Given the presence of the common business structure, the consortium members cannot participate in the same tender in which the consortium subject competes, with regard to:
- the common business structure
- and the purpose of operating jointly in the public works sector
This is what the Council of State affirmed with ruling 1529/2006, whereby “a consortium-member company can never participate in a tender in which the stable consortium of which it is part also competes, neither in single form nor in associated form”.
From what has been seen, there is therefore a disparity of treatment with the other types of consortia, because even if in the latter there is a common organisation for the discipline and carrying out of certain phases of the respective activities, the consortium members maintain their negotiating autonomy, so they do not constitute a single new company with an autonomous and common business structure, as instead happens for stable consortia.
In fact, although paragraph 7 of art. 37 — regarding ATI and ordinary consortia — provides for a prohibition of participation in the tender, this extends only to those companies for which participation has been declared at the offer stage, without prejudicing instead the participation for those companies not declared as participants with the consortium. This explains the different applicable discipline, although a clarifying intervention by the legislator remains necessary.
In conclusion… it must be held that the need to ensure the effective and efficient protection of the regularity of the tender prevails — and in particular par condicio among all competitors as well as the seriousness, completeness, comprehensiveness and independence of offers — so as to avoid that, through corporate influence mechanisms (even if not integrating links or controls under art. 2359 c.c., but falling for example into the cases outlined by paragraph 5, art. 36 and paragraph 7, art. 37 of the Procurement Code), the competition can be altered, endangering the public interest in the choice of the “right” contractor.
Therefore, even apart from the inclusion of a specific clause in the tender notice, in the presence of serious, precise and concurring indicators of provenance of the offers from a single decision-making centre, exclusion of the companies is allowed, even though they are not in a situation of control under art. 2359 c.c. but fall into other exclusion hypotheses provided by the same Procurement Code.
In general, public bodies are required to acquire information before stipulating, approving or authorising contracts of an amount above the EU threshold.
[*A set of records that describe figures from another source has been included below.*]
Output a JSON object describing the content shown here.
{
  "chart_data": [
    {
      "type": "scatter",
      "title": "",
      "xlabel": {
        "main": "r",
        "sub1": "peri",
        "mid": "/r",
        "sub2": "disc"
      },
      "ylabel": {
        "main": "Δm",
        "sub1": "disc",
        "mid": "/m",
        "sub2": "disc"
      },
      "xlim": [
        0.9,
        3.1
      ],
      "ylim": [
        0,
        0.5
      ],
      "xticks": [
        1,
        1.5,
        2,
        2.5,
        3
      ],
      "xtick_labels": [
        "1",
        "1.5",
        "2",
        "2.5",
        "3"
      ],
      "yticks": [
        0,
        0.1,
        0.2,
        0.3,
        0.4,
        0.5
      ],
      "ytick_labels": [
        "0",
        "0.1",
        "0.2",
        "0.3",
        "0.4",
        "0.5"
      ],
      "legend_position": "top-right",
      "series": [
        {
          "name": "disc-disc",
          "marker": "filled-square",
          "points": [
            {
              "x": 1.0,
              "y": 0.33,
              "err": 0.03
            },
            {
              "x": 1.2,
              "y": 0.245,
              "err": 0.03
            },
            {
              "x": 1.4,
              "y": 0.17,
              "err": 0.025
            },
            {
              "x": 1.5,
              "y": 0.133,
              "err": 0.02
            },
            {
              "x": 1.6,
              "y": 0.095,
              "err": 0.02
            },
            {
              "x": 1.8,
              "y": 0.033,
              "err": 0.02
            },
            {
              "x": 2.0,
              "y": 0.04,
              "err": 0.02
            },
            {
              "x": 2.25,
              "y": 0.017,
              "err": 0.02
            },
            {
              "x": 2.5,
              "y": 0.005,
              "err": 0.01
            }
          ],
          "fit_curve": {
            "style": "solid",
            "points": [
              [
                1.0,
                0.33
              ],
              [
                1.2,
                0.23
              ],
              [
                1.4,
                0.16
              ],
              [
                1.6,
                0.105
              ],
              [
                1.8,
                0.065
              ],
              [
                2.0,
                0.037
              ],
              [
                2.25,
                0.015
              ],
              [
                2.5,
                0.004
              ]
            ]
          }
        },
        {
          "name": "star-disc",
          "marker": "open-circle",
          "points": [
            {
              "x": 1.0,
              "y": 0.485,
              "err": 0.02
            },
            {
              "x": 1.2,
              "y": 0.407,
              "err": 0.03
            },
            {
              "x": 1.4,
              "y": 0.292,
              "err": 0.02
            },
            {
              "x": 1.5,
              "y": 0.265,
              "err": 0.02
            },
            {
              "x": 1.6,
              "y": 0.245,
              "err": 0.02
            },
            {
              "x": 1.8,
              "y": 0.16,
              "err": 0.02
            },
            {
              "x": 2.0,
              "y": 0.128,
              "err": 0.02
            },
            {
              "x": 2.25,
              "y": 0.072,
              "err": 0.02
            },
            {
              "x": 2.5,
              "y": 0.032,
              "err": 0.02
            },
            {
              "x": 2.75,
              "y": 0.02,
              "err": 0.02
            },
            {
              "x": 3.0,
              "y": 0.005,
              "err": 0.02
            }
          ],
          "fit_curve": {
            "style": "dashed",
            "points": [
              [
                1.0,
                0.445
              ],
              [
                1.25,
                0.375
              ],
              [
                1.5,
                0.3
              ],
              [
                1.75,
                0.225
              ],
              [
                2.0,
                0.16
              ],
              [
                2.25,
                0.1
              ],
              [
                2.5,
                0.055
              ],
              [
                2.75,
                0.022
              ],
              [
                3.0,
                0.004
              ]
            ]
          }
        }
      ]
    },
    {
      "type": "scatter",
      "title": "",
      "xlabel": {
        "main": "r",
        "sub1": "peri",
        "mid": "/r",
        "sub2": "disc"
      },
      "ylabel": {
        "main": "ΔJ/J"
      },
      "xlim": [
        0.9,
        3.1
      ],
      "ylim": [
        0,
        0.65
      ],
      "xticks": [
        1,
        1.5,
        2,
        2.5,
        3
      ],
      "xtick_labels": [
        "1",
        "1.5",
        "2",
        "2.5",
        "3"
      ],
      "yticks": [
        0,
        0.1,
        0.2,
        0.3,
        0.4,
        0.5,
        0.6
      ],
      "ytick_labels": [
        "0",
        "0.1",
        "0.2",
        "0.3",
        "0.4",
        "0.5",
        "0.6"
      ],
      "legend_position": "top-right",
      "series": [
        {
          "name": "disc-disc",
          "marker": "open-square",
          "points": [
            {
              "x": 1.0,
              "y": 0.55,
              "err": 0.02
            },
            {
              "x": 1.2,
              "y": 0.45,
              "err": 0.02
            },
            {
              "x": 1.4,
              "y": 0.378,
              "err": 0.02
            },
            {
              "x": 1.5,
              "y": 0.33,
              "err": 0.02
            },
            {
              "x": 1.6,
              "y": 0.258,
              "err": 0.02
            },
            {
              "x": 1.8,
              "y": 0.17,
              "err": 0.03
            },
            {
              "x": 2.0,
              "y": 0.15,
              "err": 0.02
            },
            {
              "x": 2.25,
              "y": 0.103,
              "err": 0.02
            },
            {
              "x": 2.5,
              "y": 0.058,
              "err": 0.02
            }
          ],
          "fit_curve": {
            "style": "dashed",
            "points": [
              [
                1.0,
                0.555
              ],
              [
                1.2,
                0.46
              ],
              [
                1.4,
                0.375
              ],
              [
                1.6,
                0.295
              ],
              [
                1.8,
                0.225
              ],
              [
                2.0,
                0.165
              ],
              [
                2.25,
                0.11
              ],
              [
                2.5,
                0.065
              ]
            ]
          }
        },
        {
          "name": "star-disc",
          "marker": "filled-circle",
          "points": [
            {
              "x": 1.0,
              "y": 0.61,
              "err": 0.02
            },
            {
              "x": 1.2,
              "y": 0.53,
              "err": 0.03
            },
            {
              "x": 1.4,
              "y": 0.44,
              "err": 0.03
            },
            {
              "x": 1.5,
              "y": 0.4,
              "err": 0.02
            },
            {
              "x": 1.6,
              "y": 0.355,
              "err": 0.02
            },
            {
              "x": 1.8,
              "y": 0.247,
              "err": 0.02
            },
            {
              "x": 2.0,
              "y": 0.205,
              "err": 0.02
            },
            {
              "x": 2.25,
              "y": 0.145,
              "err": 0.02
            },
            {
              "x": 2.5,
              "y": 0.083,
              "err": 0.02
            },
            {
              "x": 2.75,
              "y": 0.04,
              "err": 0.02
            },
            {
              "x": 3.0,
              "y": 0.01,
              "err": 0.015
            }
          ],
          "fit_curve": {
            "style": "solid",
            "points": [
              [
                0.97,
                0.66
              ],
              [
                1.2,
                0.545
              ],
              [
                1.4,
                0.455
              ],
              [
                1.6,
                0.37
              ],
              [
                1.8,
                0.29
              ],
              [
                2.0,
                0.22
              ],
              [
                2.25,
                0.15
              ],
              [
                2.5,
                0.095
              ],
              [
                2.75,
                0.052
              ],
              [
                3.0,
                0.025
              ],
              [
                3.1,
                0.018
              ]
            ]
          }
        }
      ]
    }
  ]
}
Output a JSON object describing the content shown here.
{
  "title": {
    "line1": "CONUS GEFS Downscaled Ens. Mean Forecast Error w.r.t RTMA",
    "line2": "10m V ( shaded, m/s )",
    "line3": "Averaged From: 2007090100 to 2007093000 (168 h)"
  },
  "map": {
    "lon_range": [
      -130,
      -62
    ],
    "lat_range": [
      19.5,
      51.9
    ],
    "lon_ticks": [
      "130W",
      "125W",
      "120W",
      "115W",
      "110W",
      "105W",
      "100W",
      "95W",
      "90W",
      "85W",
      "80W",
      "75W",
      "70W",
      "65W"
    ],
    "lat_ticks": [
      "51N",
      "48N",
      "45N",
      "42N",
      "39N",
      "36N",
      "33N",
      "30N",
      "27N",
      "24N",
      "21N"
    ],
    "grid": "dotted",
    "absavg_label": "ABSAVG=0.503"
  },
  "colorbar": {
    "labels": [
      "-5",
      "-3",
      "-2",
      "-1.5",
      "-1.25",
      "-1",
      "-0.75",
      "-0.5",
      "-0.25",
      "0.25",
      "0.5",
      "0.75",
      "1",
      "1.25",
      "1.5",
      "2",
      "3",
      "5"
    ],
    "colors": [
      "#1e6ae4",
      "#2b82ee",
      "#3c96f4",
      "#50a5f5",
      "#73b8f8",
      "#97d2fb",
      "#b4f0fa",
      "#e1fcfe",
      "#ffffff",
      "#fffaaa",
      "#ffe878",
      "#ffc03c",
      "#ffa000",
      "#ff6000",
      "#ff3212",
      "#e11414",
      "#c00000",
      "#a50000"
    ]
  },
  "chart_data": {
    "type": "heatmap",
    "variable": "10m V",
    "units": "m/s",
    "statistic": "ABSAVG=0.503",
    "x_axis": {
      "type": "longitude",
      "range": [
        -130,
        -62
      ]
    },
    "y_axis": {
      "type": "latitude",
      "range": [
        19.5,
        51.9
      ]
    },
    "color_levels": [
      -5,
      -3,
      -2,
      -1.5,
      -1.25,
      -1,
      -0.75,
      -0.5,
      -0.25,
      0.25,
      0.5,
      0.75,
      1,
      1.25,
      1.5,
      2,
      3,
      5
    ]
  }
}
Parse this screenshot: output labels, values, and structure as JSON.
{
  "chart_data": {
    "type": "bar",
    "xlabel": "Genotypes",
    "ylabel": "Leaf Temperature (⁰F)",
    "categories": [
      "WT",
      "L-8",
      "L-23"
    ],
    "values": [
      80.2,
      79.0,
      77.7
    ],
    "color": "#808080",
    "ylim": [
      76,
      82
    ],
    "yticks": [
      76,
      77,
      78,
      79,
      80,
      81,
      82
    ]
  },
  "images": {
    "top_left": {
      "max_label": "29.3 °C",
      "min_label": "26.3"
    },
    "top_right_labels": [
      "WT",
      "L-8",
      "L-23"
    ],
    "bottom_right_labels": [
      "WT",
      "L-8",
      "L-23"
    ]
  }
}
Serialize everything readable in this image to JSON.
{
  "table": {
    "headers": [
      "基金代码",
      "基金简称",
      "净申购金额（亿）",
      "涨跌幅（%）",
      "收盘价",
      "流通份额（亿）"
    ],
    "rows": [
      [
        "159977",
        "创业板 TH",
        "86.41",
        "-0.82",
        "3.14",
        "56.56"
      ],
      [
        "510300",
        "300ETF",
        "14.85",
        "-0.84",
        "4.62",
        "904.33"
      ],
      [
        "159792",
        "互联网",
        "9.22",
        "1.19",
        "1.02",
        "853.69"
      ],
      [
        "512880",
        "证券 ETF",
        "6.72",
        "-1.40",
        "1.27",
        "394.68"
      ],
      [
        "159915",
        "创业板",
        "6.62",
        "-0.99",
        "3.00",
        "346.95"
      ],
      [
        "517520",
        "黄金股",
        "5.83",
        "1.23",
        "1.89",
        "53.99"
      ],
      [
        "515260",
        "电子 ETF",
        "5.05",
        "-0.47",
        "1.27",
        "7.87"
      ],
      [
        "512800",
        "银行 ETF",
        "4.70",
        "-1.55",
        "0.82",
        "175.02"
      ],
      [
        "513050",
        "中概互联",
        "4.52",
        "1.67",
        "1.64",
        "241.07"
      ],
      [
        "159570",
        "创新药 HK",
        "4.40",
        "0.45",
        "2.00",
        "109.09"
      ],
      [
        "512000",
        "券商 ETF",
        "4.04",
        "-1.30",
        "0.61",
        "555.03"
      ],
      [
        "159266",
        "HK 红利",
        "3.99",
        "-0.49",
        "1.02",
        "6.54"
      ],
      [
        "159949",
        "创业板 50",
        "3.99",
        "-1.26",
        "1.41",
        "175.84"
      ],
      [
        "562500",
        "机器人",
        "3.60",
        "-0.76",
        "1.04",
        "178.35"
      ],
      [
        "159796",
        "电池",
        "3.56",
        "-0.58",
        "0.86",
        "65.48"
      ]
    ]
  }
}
To be remembered on this point is decision no. 6212/2006 of the Council of State regarding public-evidence procedures, whereby:
- the choice of the party must take place through a procedural series regulated by public-law rules predetermined to the identification of the best possible party both from the subjective point of view and from the objective one, and in any case always respecting the principles of legality, good performance and impartiality of the public administration (art. 97 of the Italian Constitution).
- the procedure therefore is anchored on principles of transparency and impartiality which in turn are concretised in the principle of par condicio among all contracting parties, realised through the preparation of the tender call, and in the principle of competitiveness, secrecy, seriousness, completeness, authenticity and comprehensiveness of the offers formulated with respect to the prescriptions and provisions of the lex specialis, as well as in the prior preparation, by the administration, of criteria for evaluating the offers in particular regarding link between companies.